Çocukların sosyal medyaya bağlarımlı hale gelmemesi için en büyük sorumluluğun ebeveynlerde olduğunu ve bunun kontrolünün yapılması gerektiğini söyleyen karakoç, ebeveynlere yönelik bazı tavsiyelerde bulundu.

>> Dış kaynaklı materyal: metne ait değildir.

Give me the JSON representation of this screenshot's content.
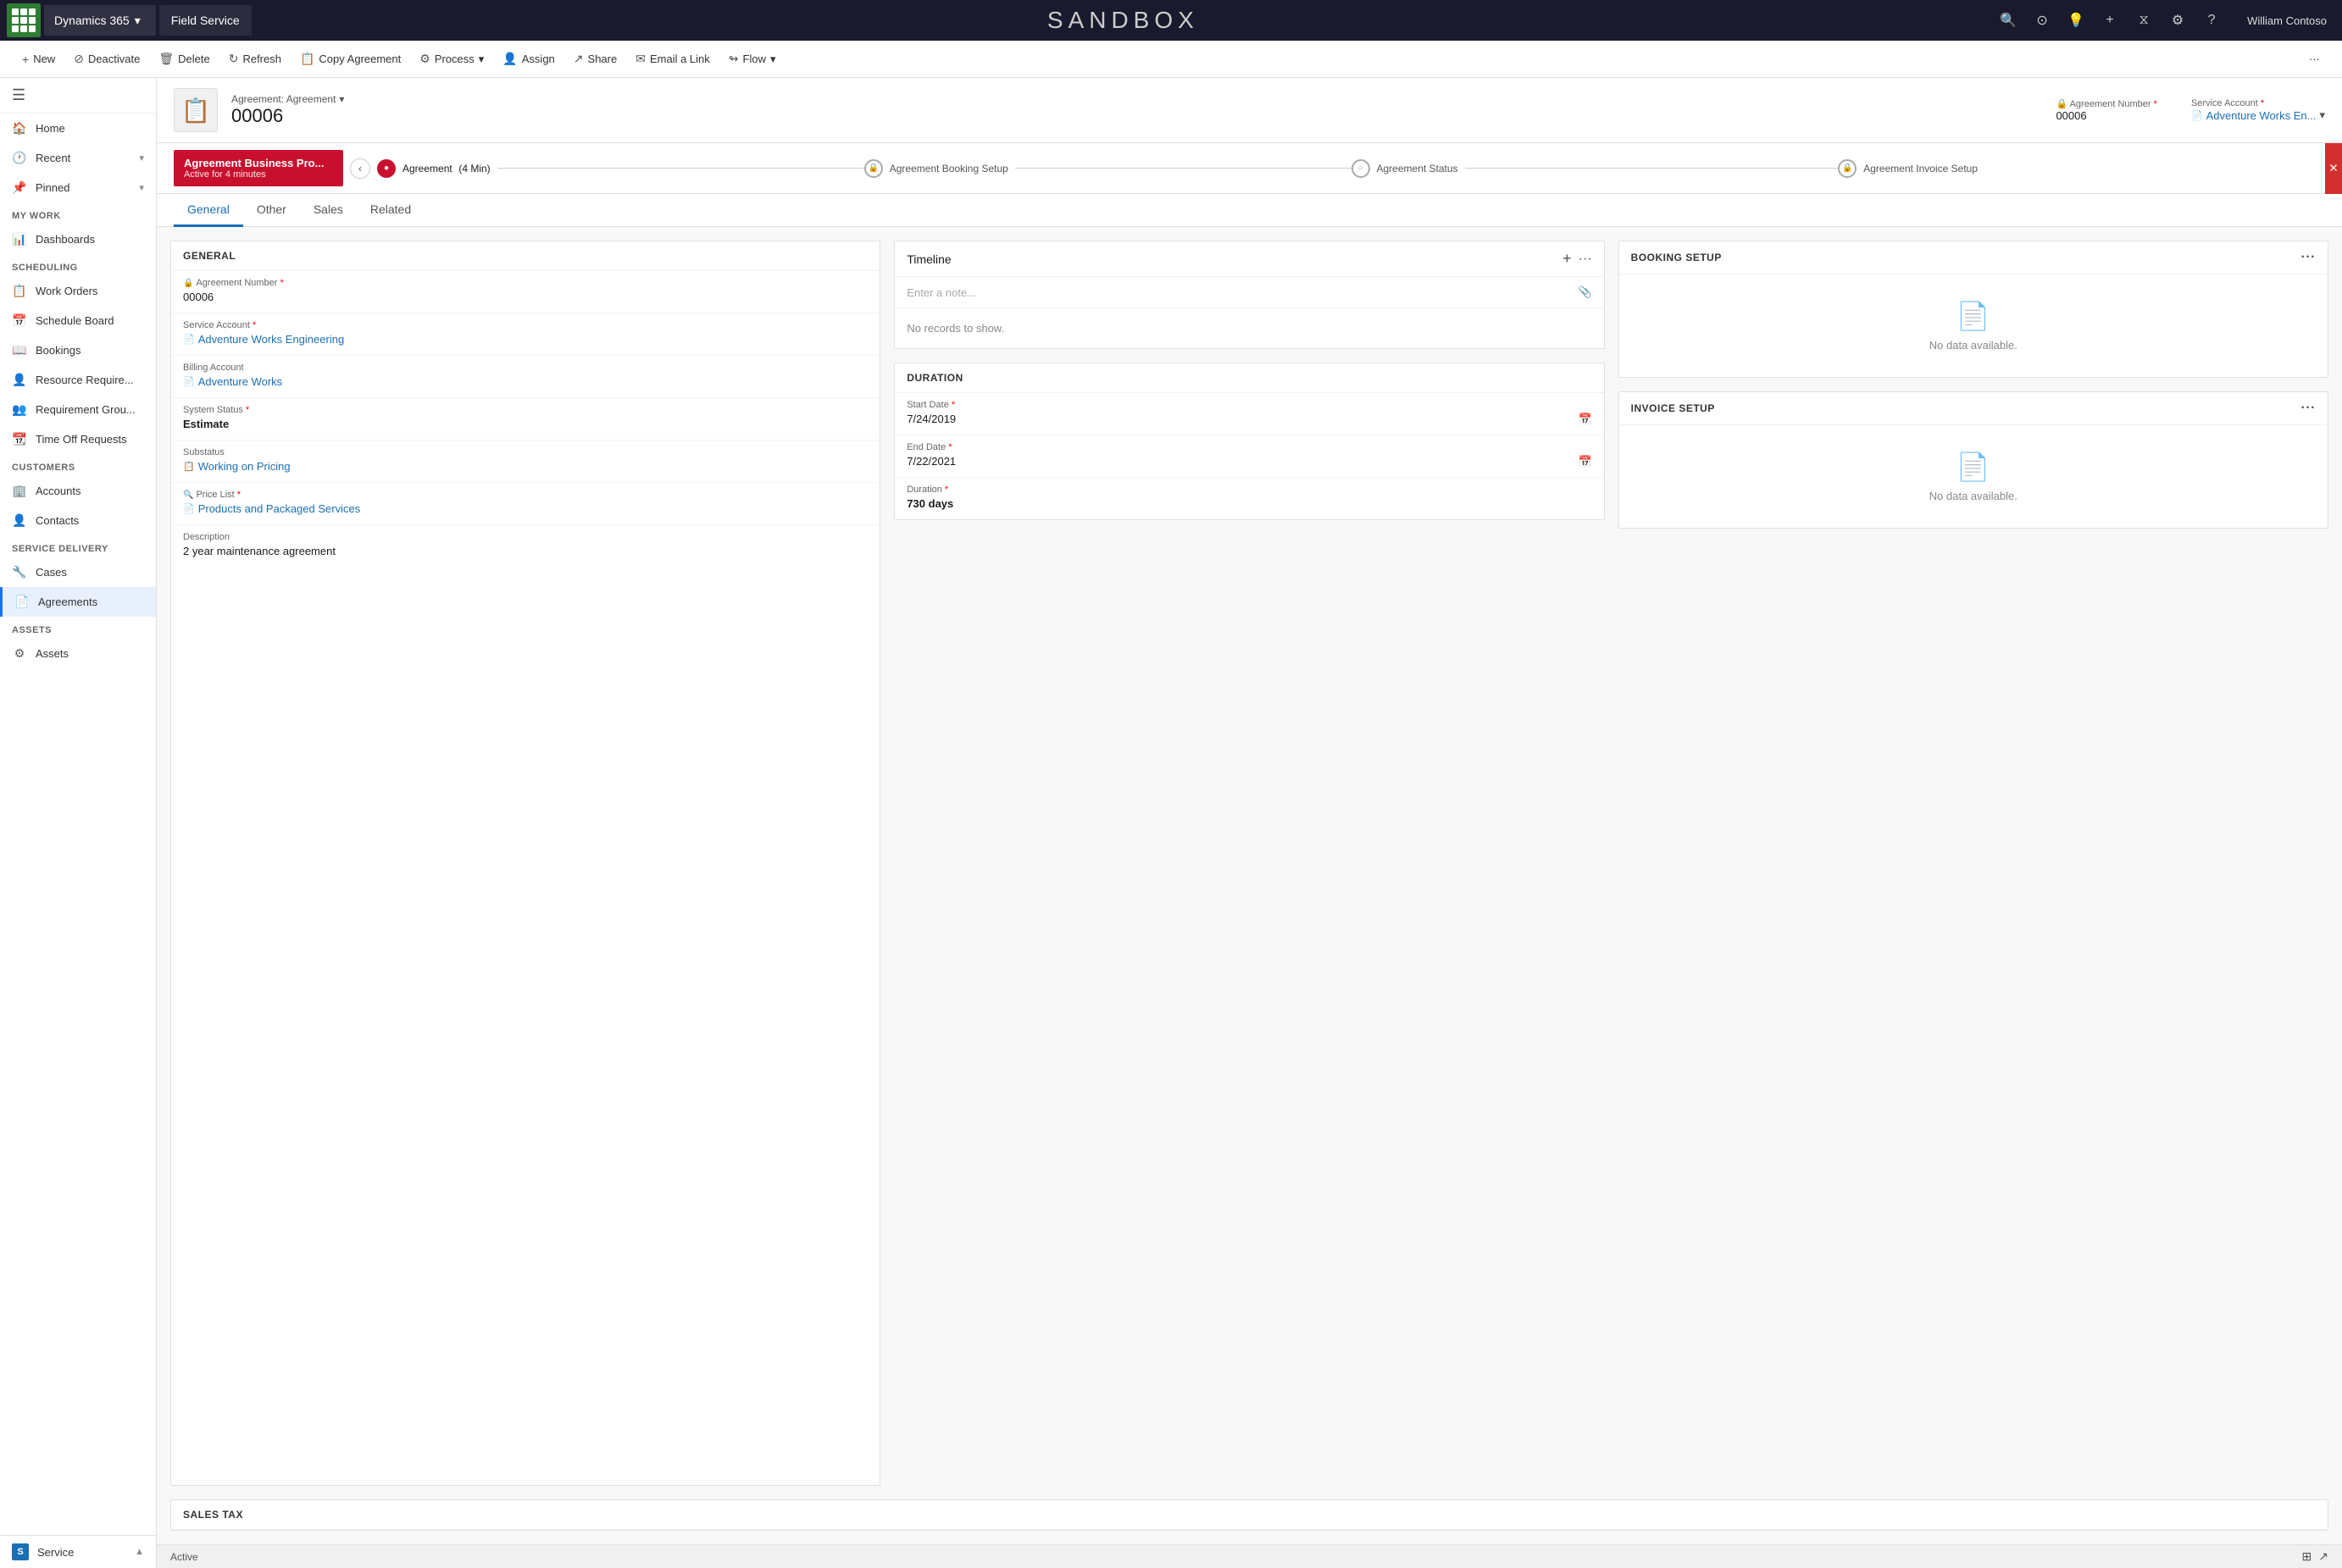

Karakoç, "ailelerde özellikle şu var, çocuğun eline telefonu, tableti vereyim bana karışmasın, beni rahatsız etmesin ben de kendi işime bakayım düşüncesi var. Bu yüzden de çocuklar çok minik yaşta telefonla, tabletle devamlı muhatap oluyorlar, hatta tabletle, bilgisayarla efsunyorlar. Biraz o çocukların yetiştirme, büyütme sorumluluğunun ailelerde bulunduğunu ailelerin unutmaması gerektiğini, birazcık vakitlerini çocuklarına vermeleri gerektiğini hatırlamaları gerekiyor. Doğal olarak ki tablet de kullanabilir. 2-3 yaşındaki bir çocuğun günde belirli bir süreyi aşmayacak şekilde tabletten oyun oynaması veya çizgi film izlemesi çok büyük bir sıkıntı oluşturmaz. Ama yiyecek yiyebilmesi için tablete bağlarımlı, bilgisayara bağlarımlı çocuklar var, yiyecek yemiyor aksi biçimde. Aslen çocuk bunu vakti ile bir dönüt olarak almış, yiyecek yemediğimde bilgisayar açılıyor, o zaman ben yiyecek yemeyeyim bana yeniden bilgisayar açılsın, çizgi film izliyeyim şeklinde. Aslına bakarsak aileyi kullanıyor. Aile bunun ayrımına varıp vazgeçmek istediğinde de biraz geç kalmış oluyor. çocuk bu sefer kendini kapatıyor, iki gün üç gün yiyecek yemiyor, öyle çocuklarla da karşılaşabiliyoruz. O yüzden başta ipleri biraz sıkı tutup, ciddiye almak, anne-baba olmak sorumluluğunu almak gerekiyor. Bununla beraber ödül olarak yine ksıcaklıktlı sürelerde, sizin müsait görmüş olduğunüz içerikleri izlemelerinde herhangi bir sakınca olmuyor. Uzmanların yine desteğiyle kontrolü altında, yaşı ilerledikçe de aslına bakarsan teknolojiyi kullanmak zorundalar. Bilgisayardan tamamen uzak tutmaya çalışsanız bu sefer akranlarından geri kalacak. Online dersler var, sınavlar çevrimiçi, çevrimiçi etkinlikler var, oyun oynayacak. Eskiden bizler mahallede sokağa çıkıp oyun oynardık, oyun oynamayı bilmeyenler dışlanırdı. E şimdi bilgisayar oyunu oynayamayan, oynamayı bilmeyen dışlanacak. çocukların öyle bir duruma düşmesini de istemeyiz. Tekrar ailelerin testünde ve bilgili bir halde teknolojiyi de mutlaka kullandırmak gerekiyor." dedi.